Poseidon, Zeus’a cephe alarak isyan başlatan ilk üç tanrı’dan biriydi ve tanrıların yöneticisi olmak istiyordu. Başlatılan isyanda Zeus hapsedilmiş ancak isyanı çıkaran tanrılar arasında da yöneticilik kavgası başlamıştı. Deniz tanrıçası Thetis, Zeus’u hapisten kurtardı ve Zeus isyanı bastırdı.
Tanrıların Hedefi Atina
Poseidon, Atina Kenti için Athena ile çatışmaya girdi. Bu çatışmadan önce de Poseidon, Zeus ve Metis’in kızı olan yeğeninin etkisini kırmak istiyordu. Poseidon, Olympos’taki tanrılar arasında en zeki olanıydı. Athena ise bilgelik tanrıçasıydı. Poseidon denizlerin tanrısıydı ve okyanusun yalnızca kendi yaratıklarına ait olmasını istiyordu. Athena ölümlülere gemi yapımını öğreterek Poseidon’un bu isteğine set çekti. Ayrıca Poseidon vahşi ve güzel olan atların da yaratıcısıydı. Athena ölümlülere atın evcilleştirilmesini öğreterek Poseidon’u yine kızdırmıştı. Bu nedenle bu iki tanrı arasında ciddi çekişmeler yaşanmaktaydı. Gittikçe şiddetlenen gerilimi bitirmek için Zeus bir çözüm üretti. Tanrılardan Atina halkına bir hediye vermelerini istedi. Atina halkı hangi armağanı seçerse otomatik olarak tanrısını da seçecekti. Halk zeytin ağacını tuzlu su kaynağına tercih edince Athena kentin koruyucusu oldu.

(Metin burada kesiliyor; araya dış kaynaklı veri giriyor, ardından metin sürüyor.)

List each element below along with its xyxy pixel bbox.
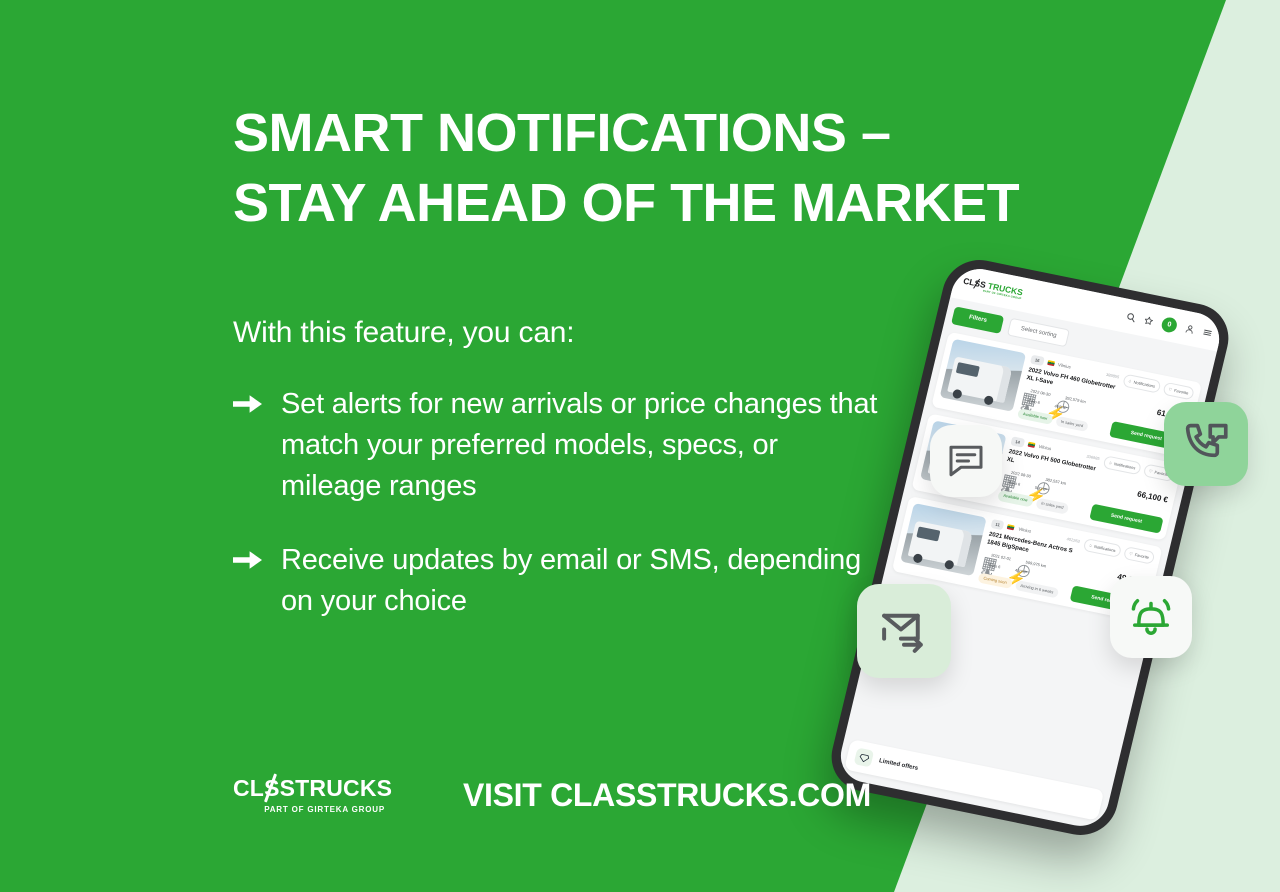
promo-poster: SMART NOTIFICATIONS – STAY AHEAD OF THE … — [0, 0, 1280, 892]
classtrucks-logo: CLSSTRUCKS PART OF GIRTEKA GROUP — [233, 777, 385, 814]
listing-city: Vilnius — [1038, 444, 1052, 451]
limited-offers-label: Limited offers — [878, 758, 918, 772]
limited-offers-bar[interactable]: Limited offers — [844, 739, 1104, 821]
status-badge: In sales yard — [1055, 416, 1090, 433]
notification-count-badge[interactable]: 0 — [1160, 316, 1178, 334]
list-item: Set alerts for new arrivals or price cha… — [233, 384, 1033, 506]
road-icon: ◷ — [1058, 395, 1064, 401]
notifications-button[interactable]: ♤Notifications — [1122, 374, 1162, 394]
listing-stock-number: 389855 — [1106, 372, 1120, 380]
flag-icon — [1047, 360, 1055, 366]
bell-icon: ♤ — [1088, 543, 1093, 549]
footer: CLSSTRUCKS PART OF GIRTEKA GROUP VISIT C… — [233, 777, 871, 814]
logo-text-part1: CL — [233, 777, 264, 800]
arrow-right-icon — [233, 384, 267, 415]
power-icon: ⚡ — [1047, 403, 1053, 409]
bell-icon: ♤ — [1108, 460, 1113, 466]
listing-stock-number: 336985 — [1086, 454, 1100, 462]
phone-message-icon — [1164, 402, 1248, 486]
notifications-label: Notifications — [1133, 380, 1156, 389]
page-title: SMART NOTIFICATIONS – STAY AHEAD OF THE … — [233, 98, 1033, 238]
menu-icon[interactable] — [1202, 327, 1213, 338]
star-icon[interactable] — [1143, 315, 1154, 326]
listing-city: Vilnius — [1058, 362, 1072, 369]
notifications-button[interactable]: ♤Notifications — [1082, 538, 1122, 558]
notifications-label: Notifications — [1094, 544, 1117, 553]
logo-tagline: PART OF GIRTEKA GROUP — [233, 805, 385, 814]
list-item-label: Set alerts for new arrivals or price cha… — [281, 384, 881, 506]
status-badge: In sales yard — [1035, 498, 1070, 515]
logo-text-part3: TRUCKS — [295, 777, 392, 800]
notifications-button[interactable]: ♤Notifications — [1102, 456, 1142, 476]
bell-icon: ♤ — [1128, 378, 1133, 384]
arrow-right-icon — [233, 540, 267, 571]
favorite-button[interactable]: ♡Favorite — [1162, 382, 1194, 401]
feature-list: Set alerts for new arrivals or price cha… — [233, 350, 1033, 621]
heart-icon: ♡ — [1168, 387, 1173, 393]
cta-website[interactable]: VISIT CLASSTRUCKS.COM — [463, 777, 871, 814]
list-item-label: Receive updates by email or SMS, dependi… — [281, 540, 881, 621]
favorite-button[interactable]: ♡Favorite — [1123, 546, 1155, 565]
heart-icon: ♡ — [1148, 469, 1153, 475]
heart-icon: ♡ — [1129, 551, 1134, 557]
listing-price: 66,100 € — [1136, 490, 1169, 505]
favorite-label: Favorite — [1134, 552, 1149, 560]
chat-bubble-icon — [930, 425, 1002, 497]
diamond-icon — [854, 747, 875, 767]
search-icon[interactable] — [1126, 311, 1137, 322]
alarm-bell-icon — [1110, 576, 1192, 658]
notifications-label: Notifications — [1113, 462, 1136, 471]
listing-stock-number: 402263 — [1066, 536, 1080, 544]
favorite-label: Favorite — [1174, 388, 1189, 396]
copy-column: SMART NOTIFICATIONS – STAY AHEAD OF THE … — [233, 98, 1033, 655]
profile-icon[interactable] — [1185, 323, 1196, 334]
send-request-button[interactable]: Send request — [1089, 504, 1163, 534]
subheading: With this feature, you can: — [233, 238, 1033, 350]
road-icon: ◷ — [1038, 477, 1044, 483]
mail-send-icon — [857, 584, 951, 678]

Poseidon hemen pes etmedi, başka kentleri ele geçirmek için tanrılara ve tanrıçalara meydan okumayı sürdürdü. Bir sürü çatışma yaşandı ve çoğunlukla kaybeden taraf Poseidon oldu. Tüm bu yenilgilere rağmen birçok kent Poseidon’u kendi tanrısı olarak kabul etti. İyon Birliğine dahil olan 12 kentin temsilcileri her yıl Poseidon tapınağında toplantı düzenlediler.
Poseidon’un Aşkı
Amphitrite, Nereus ile Doris’in kızıydı. Dalgaları temsil eden ve toplamda 100 tane bulunan deniz perilerinin başıydı. Bir gün Amphitrite, kardeşleri ile Naksos adasında şarkı söyleyip dans ederken Poseidon onu gördü ve kendisine aşık oldu. Amphitrite’yi karısı olması için kaçırdı. Poseidon denizlerin hakimiydi ama Amphitrite damat adayından fazla etkilenmedi. Çünkü onun babası Nereus, Poseidon’dan çok önce iktidarda olan bir tanrıydı. Poseidon ona aşık olduğunu açıkladı ve reddedilmeye alışkın değildi. Amphitrite, Poseidon’la hiçbir şekilde ilişkiye girmek istemediğinden okyanusun derinliklerine kaçmaya çalıştı. Ama her seferinde bir grup yunus, Amphitrite’i yakalayıp Poseidon’a teslim etti. Sonunda genç kız Poseidon’un karısı olmayı kabul etti ve Poseidon’a üç çocuk verdi.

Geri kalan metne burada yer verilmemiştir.